In the tomato system, two NADPH oxidase isoforms, RBOH1 and WFI1, serve as the primary enzymatic sources of apoplastic H₂O₂ production. The accumulation of H₂O₂ in the apoplast functions as a critical secondary messenger that activates auxin biosynthesis pathways in the shoot apical meristem, subsequently downregulates CK biosynthesis in stem tissues (Chen et al., 2016). The consequent hormonal imbalance, characterized by elevated auxin-to-cytokinin ratios, effectively suppresses axillary bud development, thereby maintaining apical dominance. Given the dual enzymatic functionality of MdPRXs-functioning either as H₂O₂-scavenging enzymes that antagonize NADPH oxidase activity or as H₂O₂-generating enzymes analogous to NADPH oxidases, as previously discussed, we propose that the tissue-specific expression patterns of MdPRXs may mediate the observed physiological changes in WB tissues. Specifically, these expression patterns likely contribute to the downregulation of PIN-formed auxin transporters and the concomitant elevation of cytokinin levels, potentially through modulation of ROS homeostasis and subsequent hormonal signaling pathways. Furthermore, the resulting hormonal imbalance, involving dynamic changes in IAA, CK, and SL levels, appears to establish a feedback regulatory mechanism that modulates MdPRX expression.

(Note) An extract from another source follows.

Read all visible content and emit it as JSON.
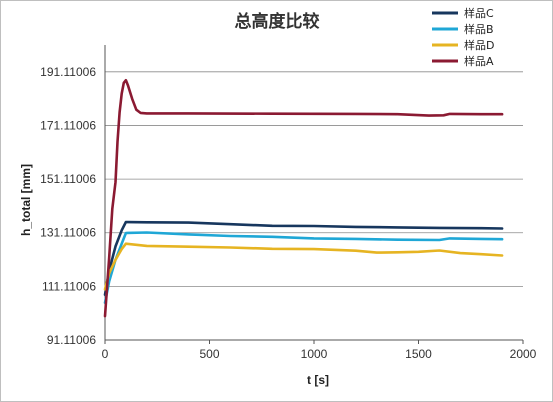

Supporting this hypothesis, cis-element analysis revealed the presence of ABA-, IAA-, and SA-responsive elements in the upstream promoter sequences of MdPRXs. These findings strongly suggest the existence of a feedback regulation network between hormonal signaling pathways and peroxidase-mediated ROS homeostasis. Within this regulatory circuitry, PRXs function as molecular hubs that process hormonal signals to finely tune ROS dynamics, thereby regulating lateral shoot differentiation and growth vigor (Fig. 9). According to our proposed regulatory model (Fig. 9), distinct MdPRX members exhibit specific responsiveness to different plant hormones, enabling precise modulation of ROS (H₂O₂ and O₂^•−) concentrations within OC and elongation zones of axillary buds. This ROS-mediated regulation subsequently influences multiple physiological processes, including auxin biosynthesis, polar auxin transport through PIN proteins, and cytokinin metabolism. The resulting hormonal crosstalk ultimately determines axillary bud developmental fate as well as growth vigor. However, further studies are needed to validate this hypothesis. For instance, over-expressing specific MdPRXs that are up-regulated in sprouting MB2 buds such as MdPRX90/59/27 could provide critical insights into their functional roles and confirm the proposed regulatory mechanism.